Another longstanding chunk of vaporware, the Mac tablet, is more likely to become reality. Apple has been using the iPhone and iPod touch to make touchscreen interfaces familiar to mass market consumers. Mac OS X 10.6 (Snow Leopard) will incorporate location-finding and other mobile-focused technologies. It doesn’t take a crystal ball to imagine a thin touchscreen device about the size of a Moleskine notebook.

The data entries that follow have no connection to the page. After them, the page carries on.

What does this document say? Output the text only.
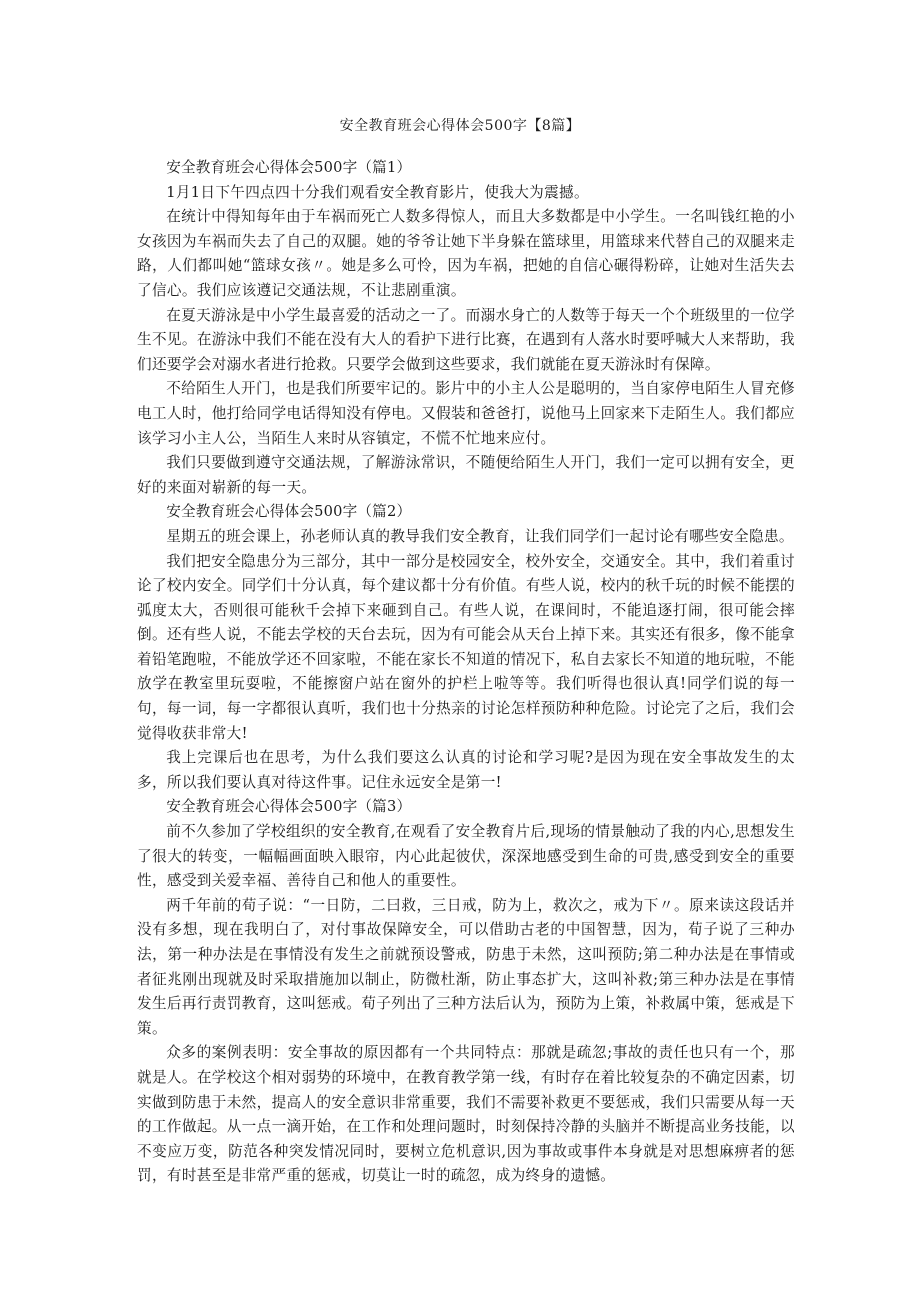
安全教育班会心得体会500字【8篇】

安全教育班会心得体会500字（篇1）

1月1日下午四点四十分我们观看安全教育影片，使我大为震撼。

在统计中得知每年由于车祸而死亡人数多得惊人，而且大多数都是中小学生。一名叫钱红艳的小女孩因为车祸而失去了自己的双腿。她的爷爷让她下半身躲在篮球里，用篮球来代替自己的双腿来走路，人们都叫她“篮球女孩〃。她是多么可怜，因为车祸，把她的自信心碾得粉碎，让她对生活失去了信心。我们应该遵记交通法规，不让悲剧重演。

在夏天游泳是中小学生最喜爱的活动之一了。而溺水身亡的人数等于每天一个个班级里的一位学生不见。在游泳中我们不能在没有大人的看护下进行比赛，在遇到有人落水时要呼喊大人来帮助，我们还要学会对溺水者进行抢救。只要学会做到这些要求，我们就能在夏天游泳时有保障。

不给陌生人开门，也是我们所要牢记的。影片中的小主人公是聪明的，当自家停电陌生人冒充修电工人时，他打给同学电话得知没有停电。又假装和爸爸打，说他马上回家来下走陌生人。我们都应该学习小主人公，当陌生人来时从容镇定，不慌不忙地来应付。

我们只要做到遵守交通法规，了解游泳常识，不随便给陌生人开门，我们一定可以拥有安全，更好的来面对崭新的每一天。

安全教育班会心得体会500字（篇2）

星期五的班会课上，孙老师认真的教导我们安全教育，让我们同学们一起讨论有哪些安全隐患。

我们把安全隐患分为三部分，其中一部分是校园安全，校外安全，交通安全。其中，我们着重讨论了校内安全。同学们十分认真，每个建议都十分有价值。有些人说，校内的秋千玩的时候不能摆的弧度太大，否则很可能秋千会掉下来砸到自己。有些人说，在课间时，不能追逐打闹，很可能会摔倒。还有些人说，不能去学校的天台去玩，因为有可能会从天台上掉下来。其实还有很多，像不能拿着铅笔跑啦，不能放学还不回家啦，不能在家长不知道的情况下，私自去家长不知道的地玩啦，不能放学在教室里玩耍啦，不能擦窗户站在窗外的护栏上啦等等。我们听得也很认真!同学们说的每一句，每一词，每一字都很认真听，我们也十分热亲的讨论怎样预防种种危险。讨论完了之后，我们会觉得收获非常大!

我上完课后也在思考，为什么我们要这么认真的讨论和学习呢?是因为现在安全事故发生的太多，所以我们要认真对待这件事。记住永远安全是第一!

安全教育班会心得体会500字（篇3）

前不久参加了学校组织的安全教育,在观看了安全教育片后,现场的情景触动了我的内心,思想发生了很大的转变，一幅幅画面映入眼帘，内心此起彼伏，深深地感受到生命的可贵,感受到安全的重要性，感受到关爱幸福、善待自己和他人的重要性。

两千年前的荀子说：“一日防，二曰救，三日戒，防为上，救次之，戒为下〃。原来读这段话并没有多想，现在我明白了，对付事故保障安全，可以借助古老的中国智慧，因为，荀子说了三种办法，第一种办法是在事情没有发生之前就预设警戒，防患于未然，这叫预防;第二种办法是在事情或者征兆刚出现就及时采取措施加以制止，防微杜渐，防止事态扩大，这叫补救;第三种办法是在事情发生后再行责罚教育，这叫惩戒。荀子列出了三种方法后认为，预防为上策，补救属中策，惩戒是下策。

众多的案例表明：安全事故的原因都有一个共同特点：那就是疏忽;事故的责任也只有一个，那就是人。在学校这个相对弱势的环境中，在教育教学第一线，有时存在着比较复杂的不确定因素，切实做到防患于未然，提高人的安全意识非常重要，我们不需要补救更不要惩戒，我们只需要从每一天的工作做起。从一点一滴开始，在工作和处理问题时，时刻保持冷静的头脑并不断提高业务技能，以不变应万变，防范各种突发情况同时，要树立危机意识,因为事故或事件本身就是对思想麻痹者的惩罚，有时甚至是非常严重的惩戒，切莫让一时的疏忽，成为终身的遗憾。
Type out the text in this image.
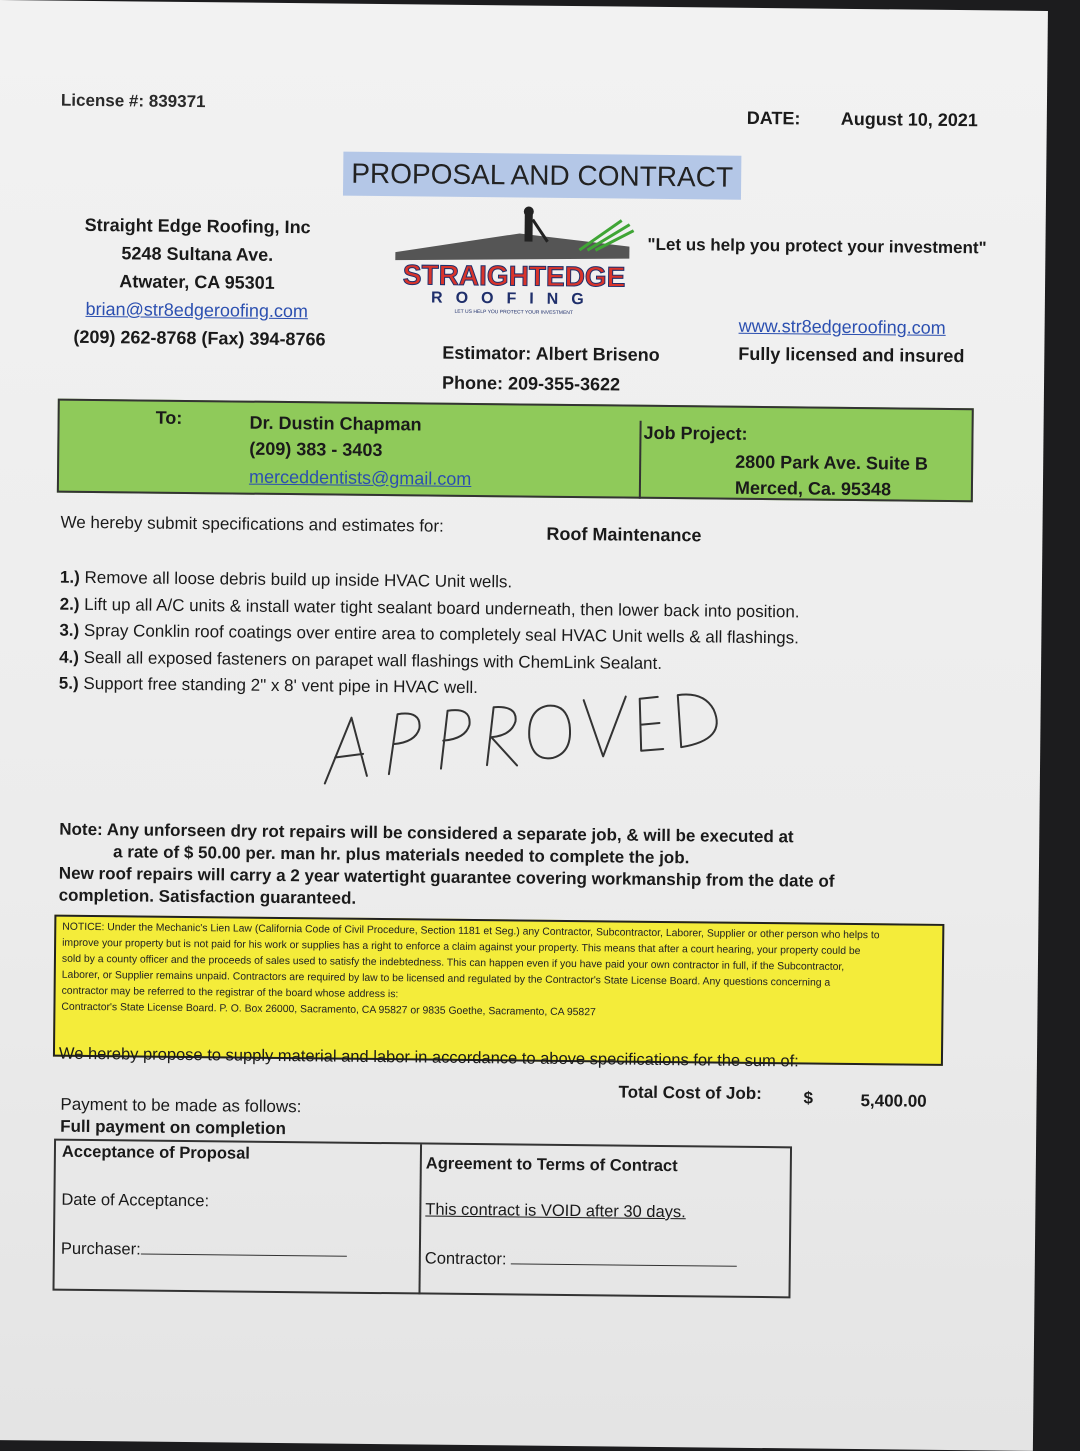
License #: 839371
DATE: August 10, 2021
PROPOSAL AND CONTRACT
Straight Edge Roofing, Inc
5248 Sultana Ave.
Atwater, CA 95301
brian@str8edgeroofing.com
(209) 262-8768 (Fax) 394-8766
STRAIGHTEDGE
ROOFING
LET US HELP YOU PROTECT YOUR INVESTMENT
"Let us help you protect your investment"
www.str8edgeroofing.com
Fully licensed and insured
Estimator: Albert Briseno
Phone: 209-355-3622
To:	Dr. Dustin Chapman
(209) 383 - 3403
merceddentists@gmail.com
Job Project:
2800 Park Ave. Suite B
Merced, Ca. 95348
We hereby submit specifications and estimates for:	Roof Maintenance
1.) Remove all loose debris build up inside HVAC Unit wells.
2.) Lift up all A/C units & install water tight sealant board underneath, then lower back into position.
3.) Spray Conklin roof coatings over entire area to completely seal HVAC Unit wells & all flashings.
4.) Seall all exposed fasteners on parapet wall flashings with ChemLink Sealant.
5.) Support free standing 2" x 8' vent pipe in HVAC well.
Note: Any unforseen dry rot repairs will be considered a separate job, & will be executed at
a rate of $ 50.00 per. man hr. plus materials needed to complete the job.
New roof repairs will carry a 2 year watertight guarantee covering workmanship from the date of
completion. Satisfaction guaranteed.
NOTICE: Under the Mechanic's Lien Law (California Code of Civil Procedure, Section 1181 et Seg.) any Contractor, Subcontractor, Laborer, Supplier or other person who helps to
improve your property but is not paid for his work or supplies has a right to enforce a claim against your property. This means that after a court hearing, your property could be
sold by a county officer and the proceeds of sales used to satisfy the indebtedness. This can happen even if you have paid your own contractor in full, if the Subcontractor,
Laborer, or Supplier remains unpaid. Contractors are required by law to be licensed and regulated by the Contractor's State License Board. Any questions concerning a
contractor may be referred to the registrar of the board whose address is:
Contractor's State License Board. P. O. Box 26000, Sacramento, CA 95827 or 9835 Goethe, Sacramento, CA 95827
We hereby propose to supply material and labor in accordance to above specifications for the sum of:
Total Cost of Job: $	5,400.00
Payment to be made as follows:
Full payment on completion
Acceptance of Proposal
Date of Acceptance:
Purchaser:
Agreement to Terms of Contract
This contract is VOID after 30 days.
Contractor:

The real key to the success of a Mac tablet would lie in applications. Rather than scaling the Macintosh experience down to a small device, I wonder if Apple might instead scale up the iPhone/iPod touch experience to a tablet. Zillions of application developers have jumped into the iPhone/iPod touch market, hoping to strike gold. If Apple could give these developers the opportunity to easily adjust their iPhone/iPod touch apps for use with a new tablet, the chicken-and-egg problem of getting developers on board would be solved.
A Mac tablet could be the ideal classroom companion. I never felt comfortable with a casebook and my 15″ PowerBook sitting in front of me in class. Add a supplemental reader or binder to the equation, and you can’t help but feel cramped. But a thin, small tablet for taking notes, looking up cases, and so on would be perfect.
Beyond education, imagine the benefits a Mac tablet could bring to other markets. For example, Houston Neal posted an interesting piece at Software Advice, exploring the viability of a Mac tablet for EMR (Electronic Medical Records).
p.s. – Yes, I know about the Axiotron Modbook, but while the Modbook is an impressive engineering feat, it is essentially a MacBook with a touchscreen rather than a flip-up screen. I’m hoping for something designed by Apple from the ground up as a tablet.